Example 1: Table and Column Definition

CREATE TABLE t1
(
    c1 CHAR(10) CHARACTER SET latin1 COLLATE latin1_german1_ci
) DEFAULT CHARACTER SET latin2 COLLATE latin2_bin;

Here we have a column with a latin1 character set and a latin1_german1_ci collation. The definition is explicit, so that is straightforward. Notice that there is no problem with storing a latin1 column in a latin2 table.

Example 2: Table and Column Definition

CREATE TABLE t1
(
    c1 CHAR(10) CHARACTER SET latin1
) DEFAULT CHARACTER SET latin1 COLLATE latin1_danish_ci;

This time we have a column with a latin1 character set and a default collation. Although it might seem natural, the default collation is not taken from the table level.
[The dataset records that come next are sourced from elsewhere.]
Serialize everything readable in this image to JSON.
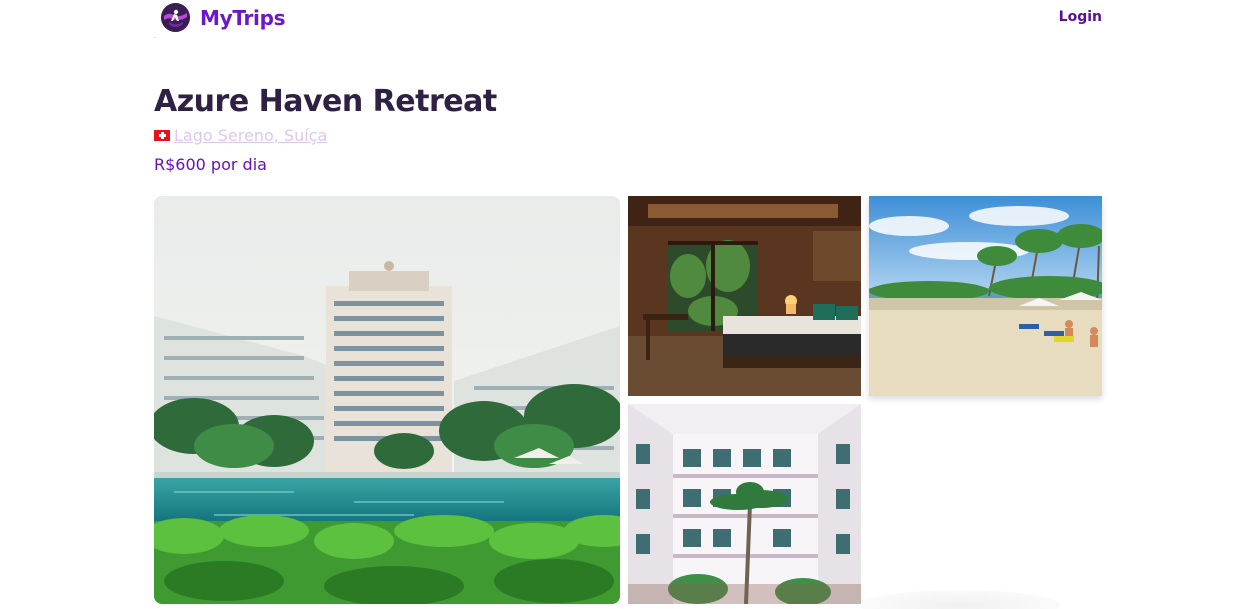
{
  "header": {
    "brand": "MyTrips",
    "brand_icon": "globe-traveler-icon",
    "login_label": "Login"
  },
  "listing": {
    "title": "Azure Haven Retreat",
    "flag_icon": "switzerland-flag-icon",
    "location": "Lago Sereno, Suíça",
    "price": "R$600 por dia"
  },
  "gallery": {
    "photos": [
      {
        "name": "resort-pool-photo",
        "subject": "resort-tower-with-pool-and-palms"
      },
      {
        "name": "bedroom-photo",
        "subject": "warm-lit-bedroom"
      },
      {
        "name": "beach-photo",
        "subject": "sandy-beach-with-umbrellas"
      },
      {
        "name": "courtyard-photo",
        "subject": "white-hotel-courtyard-with-palms"
      }
    ]
  },
  "colors": {
    "brand": "#6b18c9",
    "title": "#2e2143",
    "price": "#6a10b9",
    "location_link": "#dcc7ee",
    "login": "#5b0d98"
  }
}
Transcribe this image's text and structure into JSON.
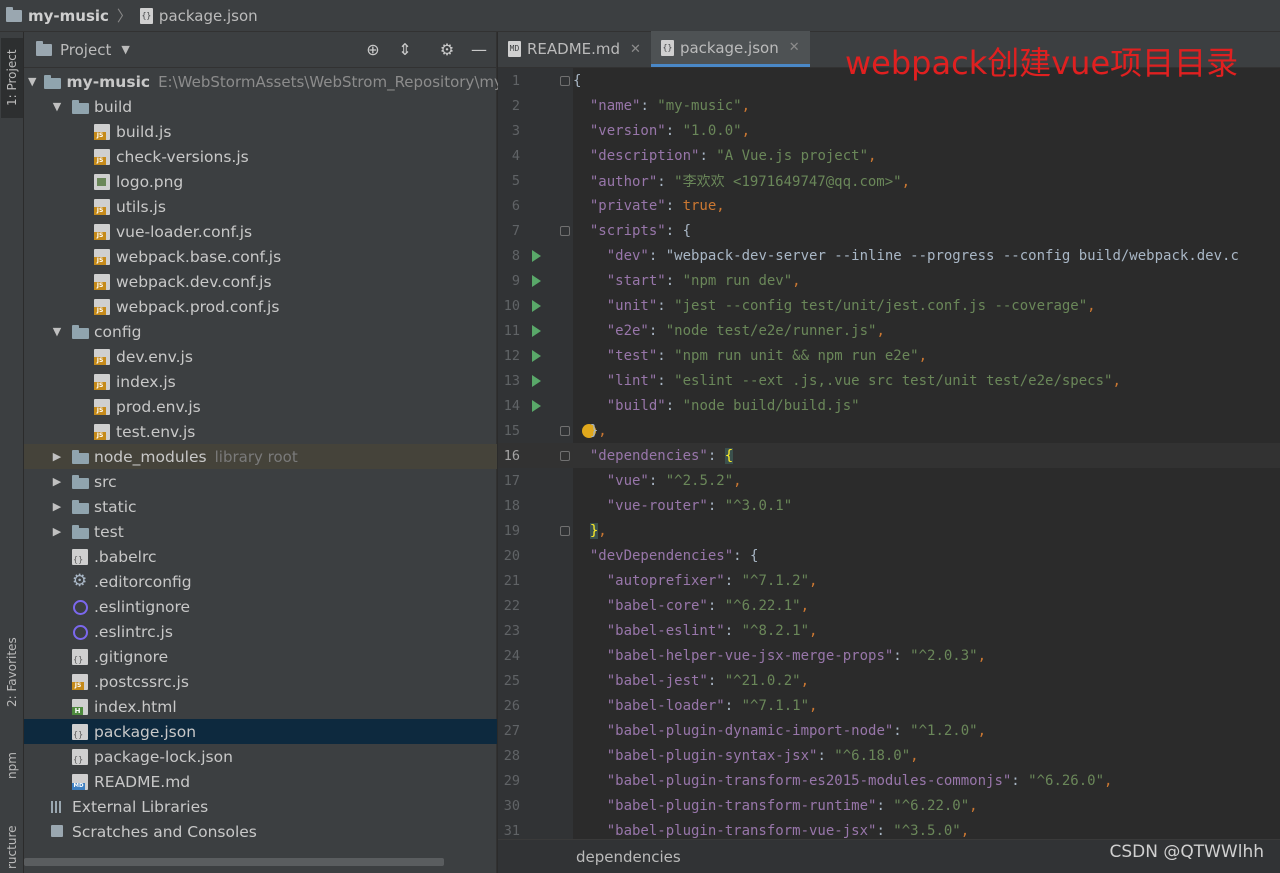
{
  "titlebar": {
    "project": "my-music",
    "file": "package.json"
  },
  "leftbar": {
    "project_tab": "1: Project",
    "favorites_tab": "2: Favorites",
    "npm_tab": "npm",
    "structure_tab": "ructure"
  },
  "project_panel": {
    "title": "Project",
    "tree": [
      {
        "label": "my-music",
        "extra": "E:\\WebStormAssets\\WebStrom_Repository\\my",
        "icon": "folder",
        "indent": 0,
        "arrow": "down",
        "bold": true
      },
      {
        "label": "build",
        "icon": "folder",
        "indent": 1,
        "arrow": "down"
      },
      {
        "label": "build.js",
        "icon": "js",
        "indent": 2
      },
      {
        "label": "check-versions.js",
        "icon": "js",
        "indent": 2
      },
      {
        "label": "logo.png",
        "icon": "img",
        "indent": 2
      },
      {
        "label": "utils.js",
        "icon": "js",
        "indent": 2
      },
      {
        "label": "vue-loader.conf.js",
        "icon": "js",
        "indent": 2
      },
      {
        "label": "webpack.base.conf.js",
        "icon": "js",
        "indent": 2
      },
      {
        "label": "webpack.dev.conf.js",
        "icon": "js",
        "indent": 2
      },
      {
        "label": "webpack.prod.conf.js",
        "icon": "js",
        "indent": 2
      },
      {
        "label": "config",
        "icon": "folder",
        "indent": 1,
        "arrow": "down"
      },
      {
        "label": "dev.env.js",
        "icon": "js",
        "indent": 2
      },
      {
        "label": "index.js",
        "icon": "js",
        "indent": 2
      },
      {
        "label": "prod.env.js",
        "icon": "js",
        "indent": 2
      },
      {
        "label": "test.env.js",
        "icon": "js",
        "indent": 2
      },
      {
        "label": "node_modules",
        "extra": "library root",
        "icon": "folder",
        "indent": 1,
        "arrow": "right",
        "highlight": true
      },
      {
        "label": "src",
        "icon": "folder",
        "indent": 1,
        "arrow": "right"
      },
      {
        "label": "static",
        "icon": "folder",
        "indent": 1,
        "arrow": "right"
      },
      {
        "label": "test",
        "icon": "folder",
        "indent": 1,
        "arrow": "right"
      },
      {
        "label": ".babelrc",
        "icon": "json",
        "indent": 1
      },
      {
        "label": ".editorconfig",
        "icon": "gear",
        "indent": 1
      },
      {
        "label": ".eslintignore",
        "icon": "eslint",
        "indent": 1
      },
      {
        "label": ".eslintrc.js",
        "icon": "eslint",
        "indent": 1
      },
      {
        "label": ".gitignore",
        "icon": "json",
        "indent": 1
      },
      {
        "label": ".postcssrc.js",
        "icon": "js",
        "indent": 1
      },
      {
        "label": "index.html",
        "icon": "html",
        "indent": 1
      },
      {
        "label": "package.json",
        "icon": "json",
        "indent": 1,
        "selected": true
      },
      {
        "label": "package-lock.json",
        "icon": "json",
        "indent": 1
      },
      {
        "label": "README.md",
        "icon": "md",
        "indent": 1
      },
      {
        "label": "External Libraries",
        "icon": "lib",
        "indent": 0
      },
      {
        "label": "Scratches and Consoles",
        "icon": "scr",
        "indent": 0
      }
    ]
  },
  "editor": {
    "tabs": [
      {
        "label": "README.md",
        "active": false
      },
      {
        "label": "package.json",
        "active": true
      }
    ],
    "overlay_text": "webpack创建vue项目目录",
    "breadcrumb": "dependencies",
    "watermark": "CSDN @QTWWlhh",
    "lines": [
      {
        "n": "1",
        "code": "{"
      },
      {
        "n": "2",
        "code": "  \"name\": \"my-music\","
      },
      {
        "n": "3",
        "code": "  \"version\": \"1.0.0\","
      },
      {
        "n": "4",
        "code": "  \"description\": \"A Vue.js project\","
      },
      {
        "n": "5",
        "code": "  \"author\": \"李欢欢 <1971649747@qq.com>\","
      },
      {
        "n": "6",
        "code": "  \"private\": true,"
      },
      {
        "n": "7",
        "code": "  \"scripts\": {"
      },
      {
        "n": "8",
        "code": "    \"dev\": \"webpack-dev-server --inline --progress --config build/webpack.dev.c"
      },
      {
        "n": "9",
        "code": "    \"start\": \"npm run dev\","
      },
      {
        "n": "10",
        "code": "    \"unit\": \"jest --config test/unit/jest.conf.js --coverage\","
      },
      {
        "n": "11",
        "code": "    \"e2e\": \"node test/e2e/runner.js\","
      },
      {
        "n": "12",
        "code": "    \"test\": \"npm run unit && npm run e2e\","
      },
      {
        "n": "13",
        "code": "    \"lint\": \"eslint --ext .js,.vue src test/unit test/e2e/specs\","
      },
      {
        "n": "14",
        "code": "    \"build\": \"node build/build.js\""
      },
      {
        "n": "15",
        "code": "  },"
      },
      {
        "n": "16",
        "code": "  \"dependencies\": {"
      },
      {
        "n": "17",
        "code": "    \"vue\": \"^2.5.2\","
      },
      {
        "n": "18",
        "code": "    \"vue-router\": \"^3.0.1\""
      },
      {
        "n": "19",
        "code": "  },"
      },
      {
        "n": "20",
        "code": "  \"devDependencies\": {"
      },
      {
        "n": "21",
        "code": "    \"autoprefixer\": \"^7.1.2\","
      },
      {
        "n": "22",
        "code": "    \"babel-core\": \"^6.22.1\","
      },
      {
        "n": "23",
        "code": "    \"babel-eslint\": \"^8.2.1\","
      },
      {
        "n": "24",
        "code": "    \"babel-helper-vue-jsx-merge-props\": \"^2.0.3\","
      },
      {
        "n": "25",
        "code": "    \"babel-jest\": \"^21.0.2\","
      },
      {
        "n": "26",
        "code": "    \"babel-loader\": \"^7.1.1\","
      },
      {
        "n": "27",
        "code": "    \"babel-plugin-dynamic-import-node\": \"^1.2.0\","
      },
      {
        "n": "28",
        "code": "    \"babel-plugin-syntax-jsx\": \"^6.18.0\","
      },
      {
        "n": "29",
        "code": "    \"babel-plugin-transform-es2015-modules-commonjs\": \"^6.26.0\","
      },
      {
        "n": "30",
        "code": "    \"babel-plugin-transform-runtime\": \"^6.22.0\","
      },
      {
        "n": "31",
        "code": "    \"babel-plugin-transform-vue-jsx\": \"^3.5.0\","
      }
    ],
    "run_lines": [
      "8",
      "9",
      "10",
      "11",
      "12",
      "13",
      "14"
    ],
    "current_line": "16"
  }
}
Instead, because the default collation for latin1 is always latin1_swedish_ci, column c1 has a collation of latin1_swedish_ci (not latin1_danish_ci).
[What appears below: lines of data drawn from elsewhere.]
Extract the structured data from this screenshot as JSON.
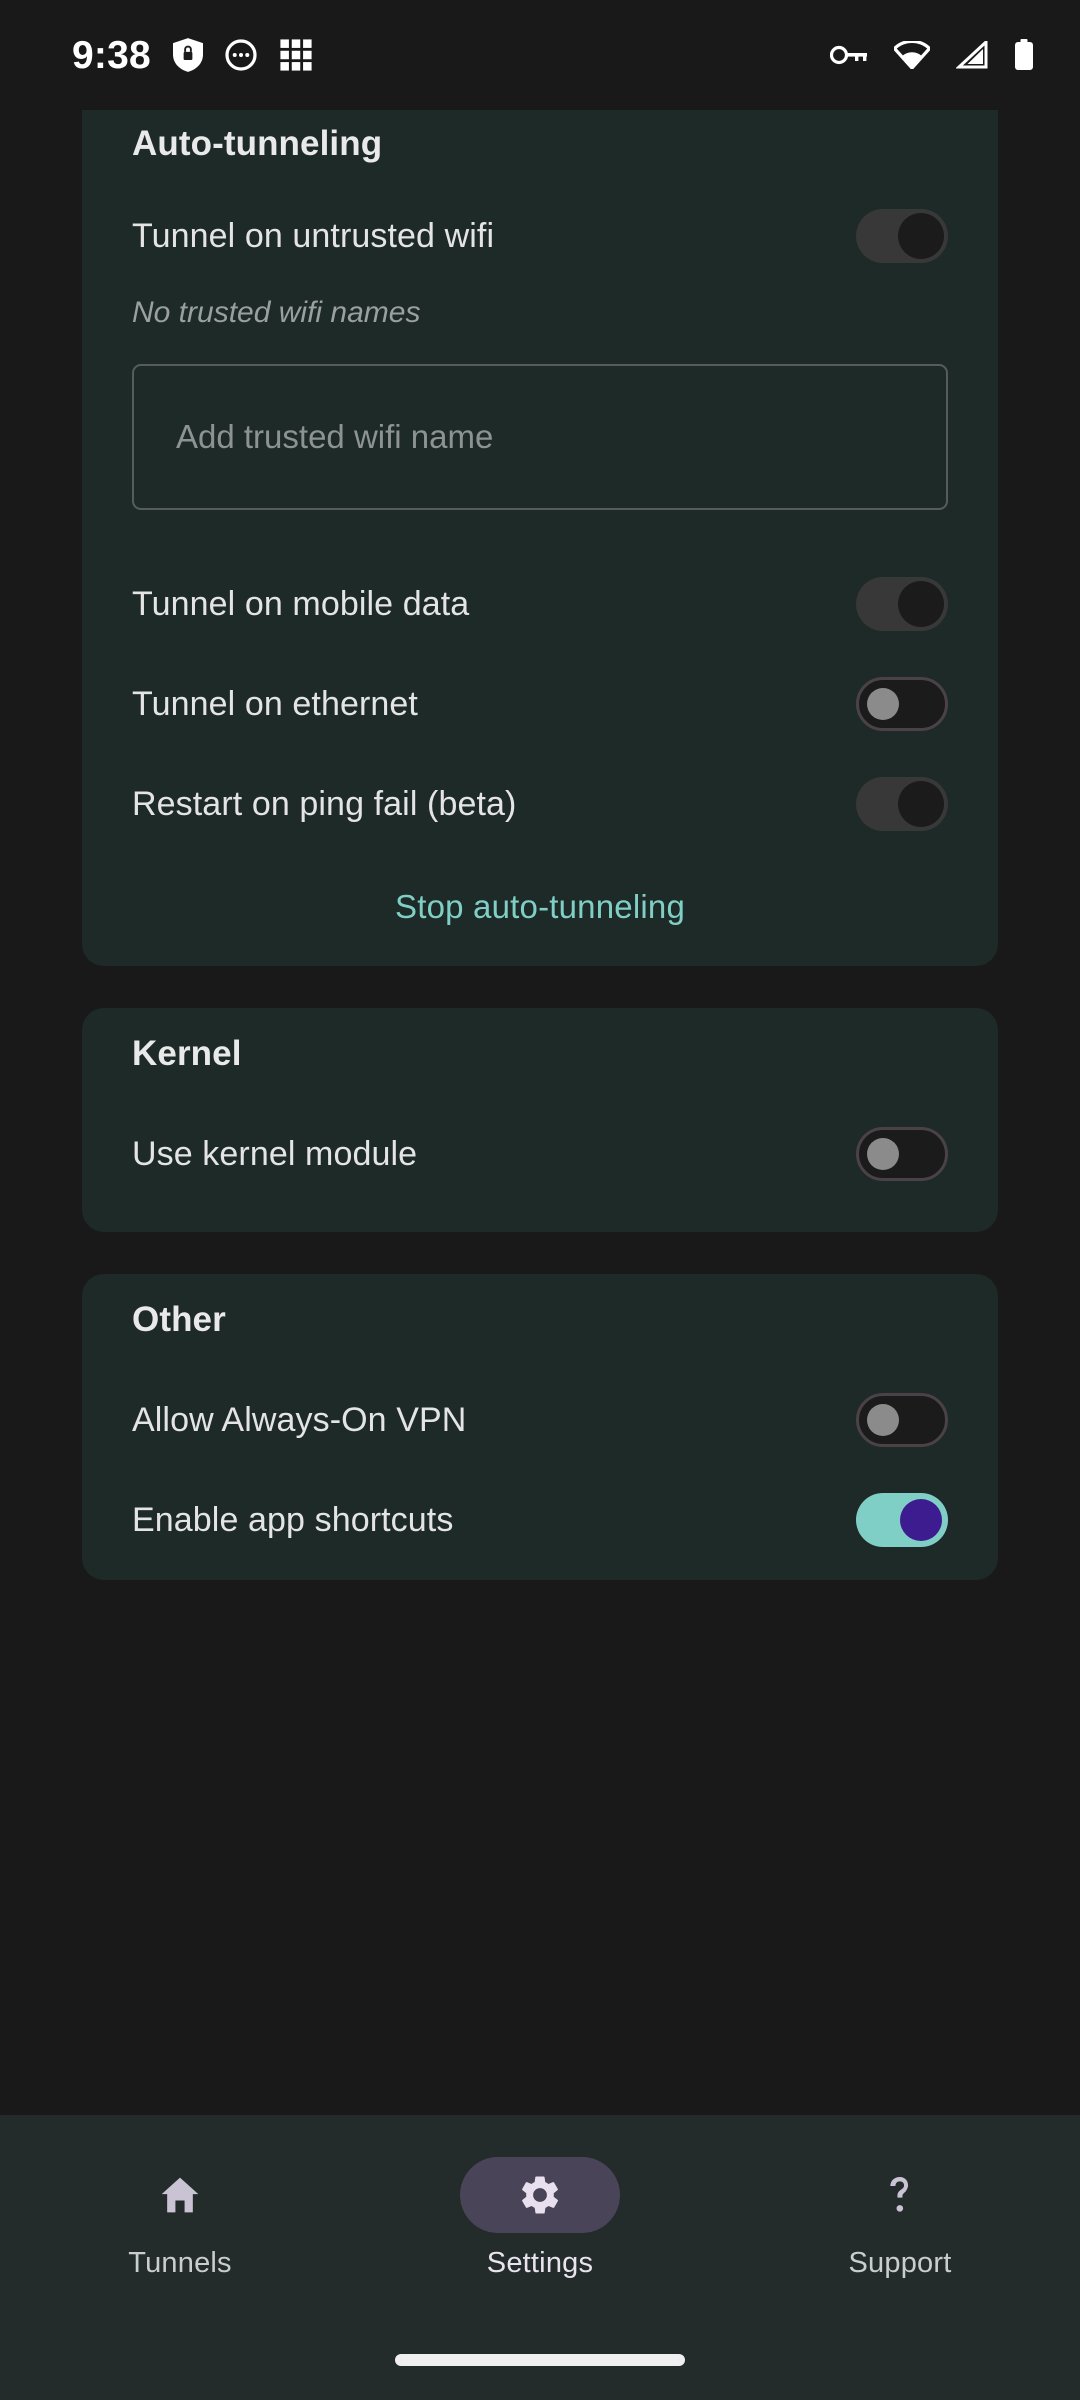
{
  "status_bar": {
    "time": "9:38",
    "left_icons": [
      "shield-lock-icon",
      "dots-circle-icon",
      "app-grid-icon"
    ],
    "right_icons": [
      "vpn-key-icon",
      "wifi-icon",
      "cellular-signal-icon",
      "battery-full-icon"
    ]
  },
  "sections": [
    {
      "title": "Auto-tunneling",
      "rows": [
        {
          "label": "Tunnel on untrusted wifi",
          "toggle": "disabled-on"
        }
      ],
      "helper_text": "No trusted wifi names",
      "textfield": {
        "value": "",
        "placeholder": "Add trusted wifi name"
      },
      "rows2": [
        {
          "label": "Tunnel on mobile data",
          "toggle": "disabled-on"
        },
        {
          "label": "Tunnel on ethernet",
          "toggle": "off"
        },
        {
          "label": "Restart on ping fail (beta)",
          "toggle": "disabled-on"
        }
      ],
      "action_link": "Stop auto-tunneling"
    },
    {
      "title": "Kernel",
      "rows": [
        {
          "label": "Use kernel module",
          "toggle": "off"
        }
      ]
    },
    {
      "title": "Other",
      "rows": [
        {
          "label": "Allow Always-On VPN",
          "toggle": "off"
        },
        {
          "label": "Enable app shortcuts",
          "toggle": "on"
        }
      ]
    }
  ],
  "bottom_nav": [
    {
      "label": "Tunnels",
      "icon": "home-icon",
      "active": false
    },
    {
      "label": "Settings",
      "icon": "gear-icon",
      "active": true
    },
    {
      "label": "Support",
      "icon": "question-mark-icon",
      "active": false
    }
  ],
  "colors": {
    "page_bg": "#191919",
    "card_bg": "#1e2a28",
    "accent_teal": "#7fcfc6",
    "accent_purple": "#3d1c90",
    "nav_active_pill": "#4a4458",
    "nav_bg": "#232b2b"
  }
}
Example 3: Table and Column Definition

CREATE TABLE t1
(
    c1 CHAR(10)
) DEFAULT CHARACTER SET latin1 COLLATE latin1_danish_ci;

We have a column with a default character set and a default collation. In this circumstance, MySQL checks the table level to determine the column character set and collation. Consequently, the character set for column c1 is latin1 and its collation is latin1_danish_ci.
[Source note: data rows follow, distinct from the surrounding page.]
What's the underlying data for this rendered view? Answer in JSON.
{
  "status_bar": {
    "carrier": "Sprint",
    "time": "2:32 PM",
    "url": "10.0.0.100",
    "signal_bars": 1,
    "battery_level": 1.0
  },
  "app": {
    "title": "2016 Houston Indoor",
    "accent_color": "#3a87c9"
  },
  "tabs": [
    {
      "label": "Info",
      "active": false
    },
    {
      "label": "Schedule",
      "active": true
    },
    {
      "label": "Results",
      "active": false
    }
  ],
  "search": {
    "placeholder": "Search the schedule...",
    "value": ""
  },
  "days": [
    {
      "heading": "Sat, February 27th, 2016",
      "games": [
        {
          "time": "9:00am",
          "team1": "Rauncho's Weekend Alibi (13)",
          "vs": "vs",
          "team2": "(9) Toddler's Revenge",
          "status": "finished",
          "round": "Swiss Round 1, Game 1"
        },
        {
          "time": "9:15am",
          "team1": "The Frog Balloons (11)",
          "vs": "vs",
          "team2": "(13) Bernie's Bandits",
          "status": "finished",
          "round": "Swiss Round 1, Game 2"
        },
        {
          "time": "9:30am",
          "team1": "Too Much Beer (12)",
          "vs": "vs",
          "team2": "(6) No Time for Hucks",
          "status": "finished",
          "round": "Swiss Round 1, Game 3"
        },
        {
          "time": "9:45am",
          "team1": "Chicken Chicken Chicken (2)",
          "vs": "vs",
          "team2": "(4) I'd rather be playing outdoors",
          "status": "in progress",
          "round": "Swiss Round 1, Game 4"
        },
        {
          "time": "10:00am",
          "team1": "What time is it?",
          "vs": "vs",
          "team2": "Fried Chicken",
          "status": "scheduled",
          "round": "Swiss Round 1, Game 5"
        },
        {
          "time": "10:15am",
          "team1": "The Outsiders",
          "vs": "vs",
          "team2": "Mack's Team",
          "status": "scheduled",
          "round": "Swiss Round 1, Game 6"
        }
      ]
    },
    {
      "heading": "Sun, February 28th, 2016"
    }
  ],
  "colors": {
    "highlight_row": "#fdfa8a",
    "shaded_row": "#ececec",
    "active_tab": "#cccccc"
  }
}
Example 4: Database, Table, and Column Definition

CREATE DATABASE d1
    DEFAULT CHARACTER SET latin2 COLLATE latin2_czech_ci;
USE d1;
CREATE TABLE t1
(
    c1 CHAR(10)
);

We create a column without specifying its character set and collation. We're also not specifying a character set and a collation at the table level. In this circumstance, MySQL checks the database level to determine the table settings, which thereafter become the column settings.) Consequently, the character set for column c1 is latin2 and its collation is latin2_czech_ci.